HighMount Exploration & Production LLC
Components of Historical Production Costs
(In thousands)

   
2010
2009
2008
         
(a)
Operating Expenses - Lease
$  70,931
$  86,417
$  80,776
(b)
Operating Expenses - Pipelines
3,443
3,536
4,130
(c)
Severance taxes - Lease
17,112
17,269
49,581
(d)
Ad valorem taxes - Lease
9,390
16,046
17,559
(b)
Ad valorem taxes - Pipelines
353
101
165
(d)
3rd Party transportation & gathering
7,601
12,192
14,234
(d)
Gas processing expenses
11,636
12,282
13,107
 
Total
$120,466
$147,843
$179,552

(a)
Represents HighMount’s share of cost incurred to operate and maintain wells and related equipment such as: first line supervision and company field labor, contract labor, contractor services, materials and supplies, utilities, fuel, compressor rentals, compressor maintenance, field vehicle cost, water disposal and COPAS overhead charged to wells in accordance with applicable joint operating agreements.
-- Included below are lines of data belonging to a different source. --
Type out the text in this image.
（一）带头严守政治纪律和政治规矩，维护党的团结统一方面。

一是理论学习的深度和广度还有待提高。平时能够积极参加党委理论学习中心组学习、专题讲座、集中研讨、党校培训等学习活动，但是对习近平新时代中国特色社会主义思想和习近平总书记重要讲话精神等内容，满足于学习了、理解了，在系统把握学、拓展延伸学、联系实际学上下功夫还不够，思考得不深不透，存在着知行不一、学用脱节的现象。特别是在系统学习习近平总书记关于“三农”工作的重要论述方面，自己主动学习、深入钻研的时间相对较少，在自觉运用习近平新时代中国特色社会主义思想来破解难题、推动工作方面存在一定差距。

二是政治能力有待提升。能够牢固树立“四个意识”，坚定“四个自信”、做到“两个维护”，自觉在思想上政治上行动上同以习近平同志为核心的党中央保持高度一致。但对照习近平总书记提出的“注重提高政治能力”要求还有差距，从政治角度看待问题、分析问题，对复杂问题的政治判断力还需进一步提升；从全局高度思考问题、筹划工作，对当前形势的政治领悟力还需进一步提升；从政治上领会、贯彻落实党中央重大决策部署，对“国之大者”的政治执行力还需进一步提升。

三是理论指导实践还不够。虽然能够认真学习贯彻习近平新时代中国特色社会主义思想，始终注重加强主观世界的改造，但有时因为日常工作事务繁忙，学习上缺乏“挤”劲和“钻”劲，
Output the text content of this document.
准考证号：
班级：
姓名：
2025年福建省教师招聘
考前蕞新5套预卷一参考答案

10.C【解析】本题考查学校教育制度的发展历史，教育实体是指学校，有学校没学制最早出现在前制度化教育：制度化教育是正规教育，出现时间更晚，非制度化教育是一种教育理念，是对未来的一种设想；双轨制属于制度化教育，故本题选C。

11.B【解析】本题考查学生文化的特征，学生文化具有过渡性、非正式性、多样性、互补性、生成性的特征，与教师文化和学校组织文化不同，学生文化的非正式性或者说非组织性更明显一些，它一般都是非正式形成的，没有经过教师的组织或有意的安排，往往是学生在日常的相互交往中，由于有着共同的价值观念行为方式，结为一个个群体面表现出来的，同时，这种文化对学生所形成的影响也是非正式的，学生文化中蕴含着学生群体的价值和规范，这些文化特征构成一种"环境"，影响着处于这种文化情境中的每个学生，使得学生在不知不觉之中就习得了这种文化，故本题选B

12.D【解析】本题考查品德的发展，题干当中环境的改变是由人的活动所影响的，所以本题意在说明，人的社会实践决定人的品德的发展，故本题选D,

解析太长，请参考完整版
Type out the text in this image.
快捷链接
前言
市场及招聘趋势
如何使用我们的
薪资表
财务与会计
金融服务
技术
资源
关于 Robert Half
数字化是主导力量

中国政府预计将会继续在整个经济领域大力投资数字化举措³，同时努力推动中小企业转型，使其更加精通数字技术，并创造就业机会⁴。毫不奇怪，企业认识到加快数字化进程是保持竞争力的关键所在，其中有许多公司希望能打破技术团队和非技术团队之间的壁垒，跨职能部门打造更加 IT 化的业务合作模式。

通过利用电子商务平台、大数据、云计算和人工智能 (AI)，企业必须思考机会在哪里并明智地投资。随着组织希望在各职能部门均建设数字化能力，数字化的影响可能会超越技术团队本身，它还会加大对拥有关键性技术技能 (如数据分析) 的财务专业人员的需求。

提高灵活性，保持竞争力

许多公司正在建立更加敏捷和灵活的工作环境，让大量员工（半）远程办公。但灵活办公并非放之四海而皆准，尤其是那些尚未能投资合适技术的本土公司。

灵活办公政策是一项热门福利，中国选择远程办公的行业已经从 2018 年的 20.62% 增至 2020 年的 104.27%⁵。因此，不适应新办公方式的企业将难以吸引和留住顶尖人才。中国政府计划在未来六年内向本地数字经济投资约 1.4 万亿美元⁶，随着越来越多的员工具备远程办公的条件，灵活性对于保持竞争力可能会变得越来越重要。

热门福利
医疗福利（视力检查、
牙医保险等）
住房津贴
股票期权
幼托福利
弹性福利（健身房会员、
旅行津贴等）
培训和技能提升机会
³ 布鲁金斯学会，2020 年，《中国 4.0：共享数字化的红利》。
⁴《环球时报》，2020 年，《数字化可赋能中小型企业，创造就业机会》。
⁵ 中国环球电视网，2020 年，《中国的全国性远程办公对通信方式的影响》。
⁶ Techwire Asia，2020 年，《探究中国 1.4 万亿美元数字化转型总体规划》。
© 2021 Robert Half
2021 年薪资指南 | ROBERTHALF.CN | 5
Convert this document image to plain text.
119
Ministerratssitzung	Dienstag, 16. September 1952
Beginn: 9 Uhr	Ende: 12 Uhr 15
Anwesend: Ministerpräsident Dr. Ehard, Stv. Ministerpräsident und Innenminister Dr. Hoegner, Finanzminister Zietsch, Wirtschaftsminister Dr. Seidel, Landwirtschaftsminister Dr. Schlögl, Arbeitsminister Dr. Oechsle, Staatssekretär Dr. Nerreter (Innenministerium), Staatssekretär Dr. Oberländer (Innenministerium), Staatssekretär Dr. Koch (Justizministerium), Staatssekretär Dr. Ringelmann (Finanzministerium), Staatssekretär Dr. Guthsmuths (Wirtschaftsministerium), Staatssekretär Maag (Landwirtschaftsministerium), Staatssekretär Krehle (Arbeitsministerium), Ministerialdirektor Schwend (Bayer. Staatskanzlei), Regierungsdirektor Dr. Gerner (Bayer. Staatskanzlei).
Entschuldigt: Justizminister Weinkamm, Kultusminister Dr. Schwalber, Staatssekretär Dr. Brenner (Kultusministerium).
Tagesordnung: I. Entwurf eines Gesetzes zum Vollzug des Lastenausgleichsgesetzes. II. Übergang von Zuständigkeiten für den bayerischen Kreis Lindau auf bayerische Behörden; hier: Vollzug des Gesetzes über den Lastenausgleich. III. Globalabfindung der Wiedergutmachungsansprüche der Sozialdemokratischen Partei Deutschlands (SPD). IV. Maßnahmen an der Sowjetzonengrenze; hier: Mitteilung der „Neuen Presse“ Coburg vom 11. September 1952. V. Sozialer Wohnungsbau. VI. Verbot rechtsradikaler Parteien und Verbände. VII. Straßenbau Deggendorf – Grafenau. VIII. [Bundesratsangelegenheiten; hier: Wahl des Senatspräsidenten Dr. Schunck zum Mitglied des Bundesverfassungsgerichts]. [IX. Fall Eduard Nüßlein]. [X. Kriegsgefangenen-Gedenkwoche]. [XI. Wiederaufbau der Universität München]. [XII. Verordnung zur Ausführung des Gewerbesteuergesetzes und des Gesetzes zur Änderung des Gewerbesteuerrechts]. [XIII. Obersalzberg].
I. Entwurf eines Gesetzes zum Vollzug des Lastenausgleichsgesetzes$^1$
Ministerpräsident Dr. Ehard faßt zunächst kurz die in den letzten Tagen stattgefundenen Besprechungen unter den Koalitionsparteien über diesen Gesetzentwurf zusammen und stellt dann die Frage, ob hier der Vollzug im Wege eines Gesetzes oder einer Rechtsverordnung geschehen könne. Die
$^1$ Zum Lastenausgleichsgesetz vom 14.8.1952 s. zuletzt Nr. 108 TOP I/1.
This cost component is included in the standardized measure excluding COPAS overhead charges.
 
(b)
Represents costs attributable to owned pipelines. For purposes of the standardized measure HighMount includes costs of transportation provided by its pipeline assets based on rates charged to outside third parties for this service.
 
(c)
This cost component is included in the standardized measure. For purposes of the standardized measure applicable statutory rates are used for gas, NGLs and oil adjusted for marketing cost and other incentives.
 
(d)
This cost component is included in the standardized measure.
 

 
Note:      Historical Production Costs above include HighMount’s interests in the Michigan and Alabama assets sold in 2010.